2) Look up hospital-level waiting data
England doesn’t publish waiting times as neatly as Scotland, but they are published. There’s a tool that pulls together NHS referral wait data by hospital and specialty.If you search “WeCovr nhs lists” you’ll find a free NHS waiting gap tool that lets you compare routine outpatient waits (including cardiology) across hospitals. It’s not medical advice — just published NHS data in one place — but it can help identify whether switching hospitals could realistically shave months off the wait.
3) Ask the GP to mark availability for short-notice slots
Even if the booking system isn’t visible online, the referral can often be flagged as “available at short notice / willing to travel”. That doesn’t guarantee anything, but it does mean cancellations don’t automatically bypass him.4) Partial private can sometimes unblock NHS
Some people choose to self-fund a single diagnostic (e.g. echo) privately without switching fully private. In some cases, the NHS cardiology team can then triage or prioritise next steps based on results already done.

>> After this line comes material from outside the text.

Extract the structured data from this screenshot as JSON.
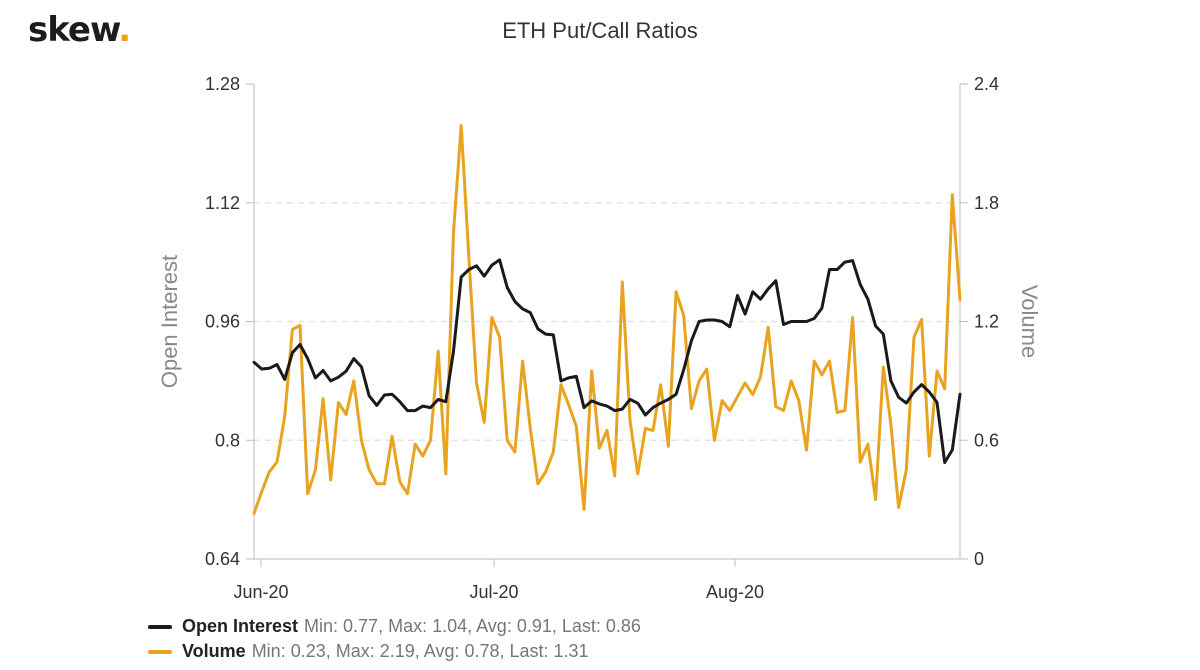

This depends on the trust, but it’s worth asking the GP whether that approach would be accepted locally before spending money.5) 18 weeks is a target, not reality
Sadly, the 18-week figure hasn’t reflected routine outpatient reality for years, especially post-Covid. A 40–45 week routine cardiology wait is now unfortunately common, even though it feels shocking when you first encounter it.None of this solves the wider problem, but comparing hospitals and re-routing referrals is often the only realistic way to reduce waits without going fully private.
Hope that helps your friend decide next steps.
1 -
Just to follow up in case it helps others — England does publish hospital-level waiting time data, but it’s not very easy to find in one place. I was reading about it here:
https://www.miltonkeynes.co.uk/news/people/milton-keynes-patients-face-uks-longest-wait-for-eye-surgery-5473834and it mentioned this free tool here that pulls together NHS referral waiting times by hospital and specialty, which can be useful if you’re considering switching provider under Right to Choose:
https://wecovr.com/calculators/nhs-wait-vs-private-cost-map/
It uses published NHS data and helped us see whether travelling a bit further could realistically reduce the wait. Obviously not medical advice, but useful for comparing options.